The following is the text of remarks by Walter LaFeber, the Marie Underhill Noll Professor of American History, on Sept. 14, 2011, the National Day of Prayer and Remembrance, at Cornell University:
These past days of remembrance and prayer have, tragically but necessarily, been interrupted by constant declarations that we are now in a new war - the first war, as it is being called, of the 21st century. We as a people, as well as a government, should on this day of remembrance, remember why this war will be fought. We should remember, as well as mortals are able, why thousands have already died in this war, and why many more will lose their lives in the immediate future because of this war.
We remember, when we must, that the United States is the world's most powerful nation: militarily strong while others feel defenseless; rich, while others are poor; often culturally dominant, while others fear the loss of their ancient traditions. We should remember from the study of a long history that these disparities will inevitably change. If we are fortunate, wise, and remember, we will help guide that change, rather than having changes imposed on us. We remember that Founders of this country rightly warned that a republic cannot be both ignorant and free.

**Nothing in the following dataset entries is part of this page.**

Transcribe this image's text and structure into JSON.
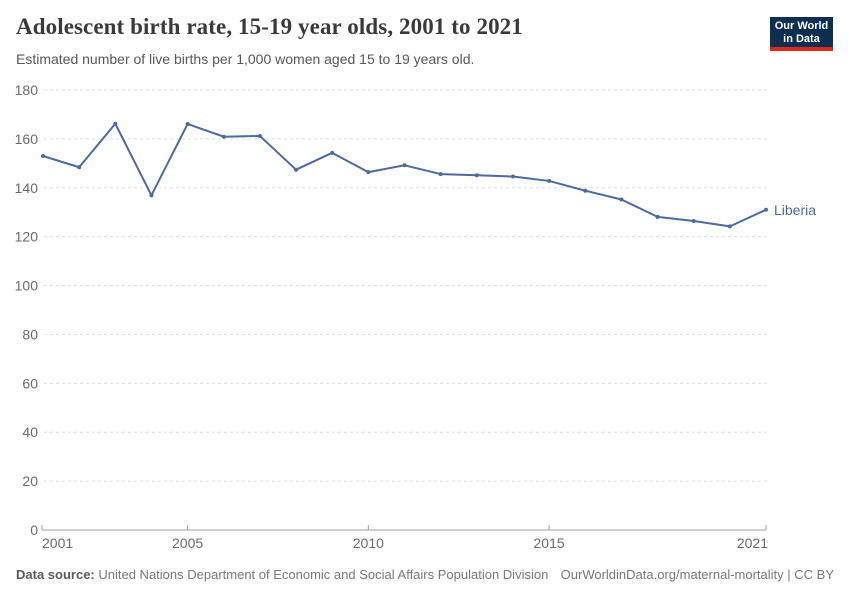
{
  "header": {
    "title": "Adolescent birth rate, 15-19 year olds, 2001 to 2021",
    "subtitle": "Estimated number of live births per 1,000 women aged 15 to 19 years old."
  },
  "logo": {
    "line1": "Our World",
    "line2": "in Data",
    "bg_color": "#0d2e4e",
    "accent_color": "#dc2a20"
  },
  "footer": {
    "source_label": "Data source:",
    "source_text": " United Nations Department of Economic and Social Affairs Population Division",
    "link_text": "OurWorldinData.org/maternal-mortality | CC BY"
  },
  "chart_data": {
    "type": "line",
    "title": "Adolescent birth rate, 15-19 year olds, 2001 to 2021",
    "subtitle": "Estimated number of live births per 1,000 women aged 15 to 19 years old.",
    "xlabel": "",
    "ylabel": "",
    "x": [
      2001,
      2002,
      2003,
      2004,
      2005,
      2006,
      2007,
      2008,
      2009,
      2010,
      2011,
      2012,
      2013,
      2014,
      2015,
      2016,
      2017,
      2018,
      2019,
      2020,
      2021
    ],
    "series": [
      {
        "name": "Liberia",
        "color": "#4C6A9C",
        "values": [
          153.0,
          148.4,
          166.2,
          136.9,
          166.1,
          160.9,
          161.2,
          147.4,
          154.3,
          146.4,
          149.2,
          145.6,
          145.1,
          144.6,
          142.8,
          138.8,
          135.2,
          128.1,
          126.4,
          124.2,
          131.0
        ]
      }
    ],
    "xlim": [
      2001,
      2021
    ],
    "ylim": [
      0,
      180
    ],
    "xticks": [
      2001,
      2005,
      2010,
      2015,
      2021
    ],
    "yticks": [
      0,
      20,
      40,
      60,
      80,
      100,
      120,
      140,
      160,
      180
    ],
    "grid": "horizontal-dashed",
    "legend": "end-of-line-label"
  }
}
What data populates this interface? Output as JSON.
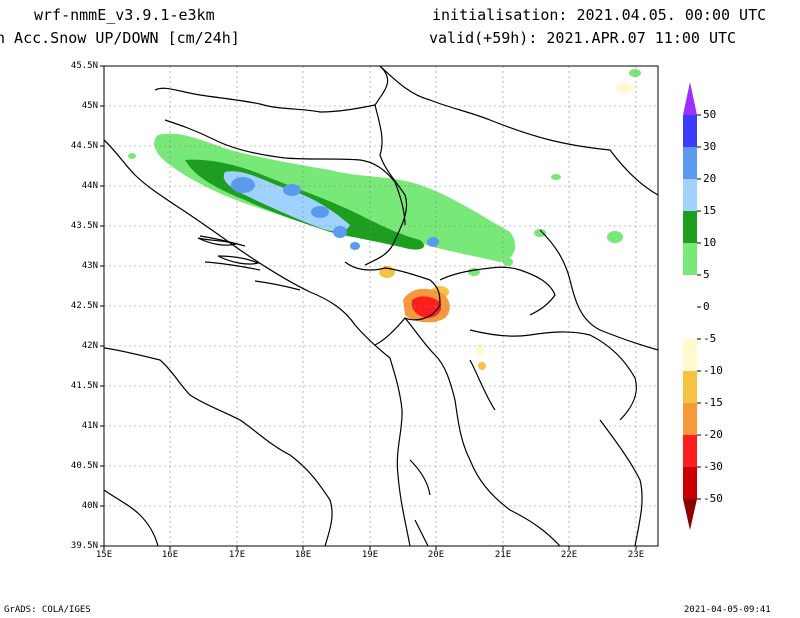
{
  "header": {
    "model": "wrf-nmmE_v3.9.1-e3km",
    "field": "n Acc.Snow UP/DOWN [cm/24h]",
    "init": "initialisation: 2021.04.05.  00:00 UTC",
    "valid": "valid(+59h): 2021.APR.07 11:00 UTC"
  },
  "axes": {
    "lat_labels": [
      "45.5N",
      "45N",
      "44.5N",
      "44N",
      "43.5N",
      "43N",
      "42.5N",
      "42N",
      "41.5N",
      "41N",
      "40.5N",
      "40N",
      "39.5N"
    ],
    "lon_labels": [
      "15E",
      "16E",
      "17E",
      "18E",
      "19E",
      "20E",
      "21E",
      "22E",
      "23E"
    ]
  },
  "colorbar": {
    "labels": [
      "50",
      "30",
      "20",
      "15",
      "10",
      "5",
      "0",
      "-5",
      "-10",
      "-15",
      "-20",
      "-30",
      "-50"
    ],
    "colors": [
      "#3c3cff",
      "#5a9bf0",
      "#a0d2ff",
      "#1e9e1e",
      "#78e878",
      "#ffffff",
      "#fffacd",
      "#f5c242",
      "#f59a3c",
      "#ff1e1e",
      "#c80000",
      "#a00000"
    ],
    "top_color": "#9b30ff",
    "bottom_color": "#8b0000"
  },
  "footer": {
    "left": "GrADS: COLA/IGES",
    "right": "2021-04-05-09:41"
  }
}
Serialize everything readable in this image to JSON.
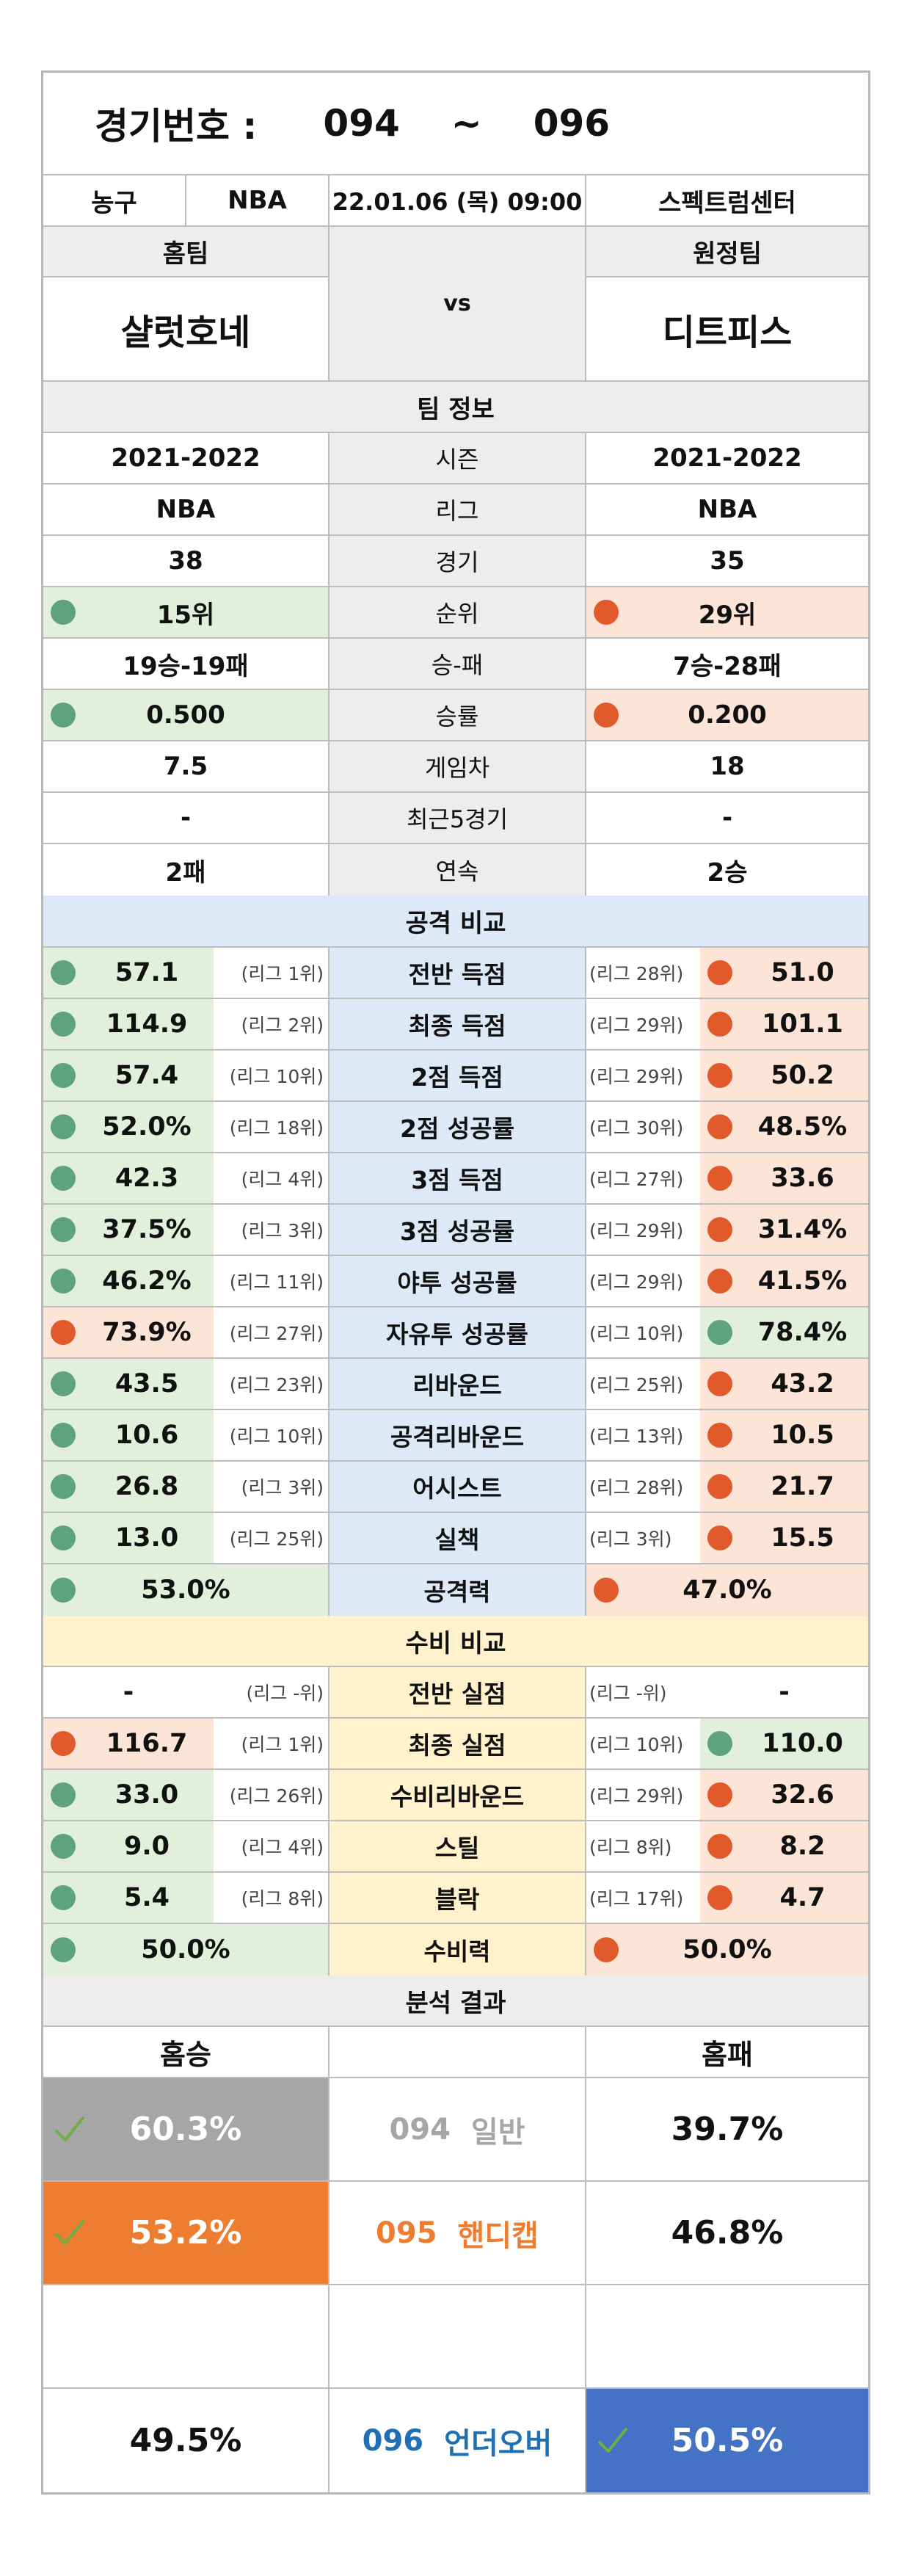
{
  "header": {
    "title_label": "경기번호 :",
    "from": "094",
    "tilde": "~",
    "to": "096"
  },
  "info": {
    "sport": "농구",
    "league": "NBA",
    "datetime": "22.01.06 (목) 09:00",
    "venue": "스펙트럼센터"
  },
  "teams": {
    "home_label": "홈팀",
    "away_label": "원정팀",
    "vs": "vs",
    "home_name": "샬럿호네",
    "away_name": "디트피스"
  },
  "team_info": {
    "title": "팀 정보",
    "rows": [
      {
        "label": "시즌",
        "home": "2021-2022",
        "away": "2021-2022",
        "home_dot": "",
        "away_dot": ""
      },
      {
        "label": "리그",
        "home": "NBA",
        "away": "NBA",
        "home_dot": "",
        "away_dot": ""
      },
      {
        "label": "경기",
        "home": "38",
        "away": "35",
        "home_dot": "",
        "away_dot": ""
      },
      {
        "label": "순위",
        "home": "15위",
        "away": "29위",
        "home_dot": "green",
        "away_dot": "red"
      },
      {
        "label": "승-패",
        "home": "19승-19패",
        "away": "7승-28패",
        "home_dot": "",
        "away_dot": ""
      },
      {
        "label": "승률",
        "home": "0.500",
        "away": "0.200",
        "home_dot": "green",
        "away_dot": "red"
      },
      {
        "label": "게임차",
        "home": "7.5",
        "away": "18",
        "home_dot": "",
        "away_dot": ""
      },
      {
        "label": "최근5경기",
        "home": "-",
        "away": "-",
        "home_dot": "",
        "away_dot": ""
      },
      {
        "label": "연속",
        "home": "2패",
        "away": "2승",
        "home_dot": "",
        "away_dot": ""
      }
    ]
  },
  "attack": {
    "title": "공격 비교",
    "rows": [
      {
        "label": "전반 득점",
        "home": "57.1",
        "home_rank": "(리그 1위)",
        "away": "51.0",
        "away_rank": "(리그 28위)",
        "home_dot": "green",
        "away_dot": "red"
      },
      {
        "label": "최종 득점",
        "home": "114.9",
        "home_rank": "(리그 2위)",
        "away": "101.1",
        "away_rank": "(리그 29위)",
        "home_dot": "green",
        "away_dot": "red"
      },
      {
        "label": "2점 득점",
        "home": "57.4",
        "home_rank": "(리그 10위)",
        "away": "50.2",
        "away_rank": "(리그 29위)",
        "home_dot": "green",
        "away_dot": "red"
      },
      {
        "label": "2점 성공률",
        "home": "52.0%",
        "home_rank": "(리그 18위)",
        "away": "48.5%",
        "away_rank": "(리그 30위)",
        "home_dot": "green",
        "away_dot": "red"
      },
      {
        "label": "3점 득점",
        "home": "42.3",
        "home_rank": "(리그 4위)",
        "away": "33.6",
        "away_rank": "(리그 27위)",
        "home_dot": "green",
        "away_dot": "red"
      },
      {
        "label": "3점 성공률",
        "home": "37.5%",
        "home_rank": "(리그 3위)",
        "away": "31.4%",
        "away_rank": "(리그 29위)",
        "home_dot": "green",
        "away_dot": "red"
      },
      {
        "label": "야투 성공률",
        "home": "46.2%",
        "home_rank": "(리그 11위)",
        "away": "41.5%",
        "away_rank": "(리그 29위)",
        "home_dot": "green",
        "away_dot": "red"
      },
      {
        "label": "자유투 성공률",
        "home": "73.9%",
        "home_rank": "(리그 27위)",
        "away": "78.4%",
        "away_rank": "(리그 10위)",
        "home_dot": "red",
        "away_dot": "green"
      },
      {
        "label": "리바운드",
        "home": "43.5",
        "home_rank": "(리그 23위)",
        "away": "43.2",
        "away_rank": "(리그 25위)",
        "home_dot": "green",
        "away_dot": "red"
      },
      {
        "label": "공격리바운드",
        "home": "10.6",
        "home_rank": "(리그 10위)",
        "away": "10.5",
        "away_rank": "(리그 13위)",
        "home_dot": "green",
        "away_dot": "red"
      },
      {
        "label": "어시스트",
        "home": "26.8",
        "home_rank": "(리그 3위)",
        "away": "21.7",
        "away_rank": "(리그 28위)",
        "home_dot": "green",
        "away_dot": "red"
      },
      {
        "label": "실책",
        "home": "13.0",
        "home_rank": "(리그 25위)",
        "away": "15.5",
        "away_rank": "(리그 3위)",
        "home_dot": "green",
        "away_dot": "red"
      }
    ],
    "power": {
      "label": "공격력",
      "home": "53.0%",
      "away": "47.0%",
      "home_dot": "green",
      "away_dot": "red"
    }
  },
  "defense": {
    "title": "수비 비교",
    "rows": [
      {
        "label": "전반 실점",
        "home": "-",
        "home_rank": "(리그 -위)",
        "away": "-",
        "away_rank": "(리그 -위)",
        "home_dot": "",
        "away_dot": ""
      },
      {
        "label": "최종 실점",
        "home": "116.7",
        "home_rank": "(리그 1위)",
        "away": "110.0",
        "away_rank": "(리그 10위)",
        "home_dot": "red",
        "away_dot": "green"
      },
      {
        "label": "수비리바운드",
        "home": "33.0",
        "home_rank": "(리그 26위)",
        "away": "32.6",
        "away_rank": "(리그 29위)",
        "home_dot": "green",
        "away_dot": "red"
      },
      {
        "label": "스틸",
        "home": "9.0",
        "home_rank": "(리그 4위)",
        "away": "8.2",
        "away_rank": "(리그 8위)",
        "home_dot": "green",
        "away_dot": "red"
      },
      {
        "label": "블락",
        "home": "5.4",
        "home_rank": "(리그 8위)",
        "away": "4.7",
        "away_rank": "(리그 17위)",
        "home_dot": "green",
        "away_dot": "red"
      }
    ],
    "power": {
      "label": "수비력",
      "home": "50.0%",
      "away": "50.0%",
      "home_dot": "green",
      "away_dot": "red"
    }
  },
  "analysis": {
    "title": "분석 결과",
    "home_label": "홈승",
    "away_label": "홈패",
    "rows": [
      {
        "code": "094",
        "type": "일반",
        "home": "60.3%",
        "away": "39.7%",
        "winner": "home",
        "fill": "#a6a6a6",
        "label_color": "#a6a6a6"
      },
      {
        "code": "095",
        "type": "핸디캡",
        "home": "53.2%",
        "away": "46.8%",
        "winner": "home",
        "fill": "#ed7d31",
        "label_color": "#ed7d31"
      },
      {
        "code": "",
        "type": "",
        "home": "",
        "away": "",
        "winner": "",
        "fill": "",
        "label_color": ""
      },
      {
        "code": "096",
        "type": "언더오버",
        "home": "49.5%",
        "away": "50.5%",
        "winner": "away",
        "fill": "#4472c4",
        "label_color": "#1f6fb5"
      }
    ]
  },
  "colors": {
    "green_dot": "#5fa27e",
    "red_dot": "#e05a2b",
    "green_fill": "#e2efdb",
    "orange_fill": "#fce4d6",
    "attack_fill": "#dde9f6",
    "defense_fill": "#fff2cc",
    "header_gray": "#ededed",
    "check": "#70ad47"
  }
}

Two hundred years later, in a time of instant mass communication and disappearing borders, we remember that this insight means that we cannot be both ignorant of other peoples and remain free; that we cannot be intolerant of great cultures and races with which we share a shrinking planet and remain free; and that we cannot surrender centuries-old constitutional principles, especially in checks on each branch of government, and remain free.
Not for the first time in the lives of many of us here, we are told that this must be a new kind of war, because we are now in a new world. In many important ways, we are in a new world. We who can, or who have studied the history, remember that we were in a new world with the end of the Cold War in 1991, and so were we in a new world with the instant deaths of 140,000 people at the dawn of the atomic age in 1945. But in this new world of 2001, we remember that certain fundamentals, tested over time, must remain, so they can provide the guideposts, and the protection, that each of us requires in a new world. And we remember, above all, that these fundamentals are the precise reasons why we are fighting this new war. We remember that every American community, but especially the university and the government, has had the sacred responsibility to reveal, to protect, yet to continue to test those fundamentals of our freedom.
As we mourn the victims of the September 11th tragedies, we can fall too easily and unconsciously into grieving as well for the passing of a certain American innocence and supposed security. We must therefore always mourn these victims of the new war - and we must remember them, not least because they warn us that innocence, and ignorance of others, have no place in the new world where technology makes these others our neighbors; and because we remember that their deaths will have been in vain if they result in a war, which will necessarily be long and costly, in which we do not remember the fundamental values of our individual rights, and our individual obligations to a larger community, for which we fight this new war, for which so many have died, and for which others will give their lives.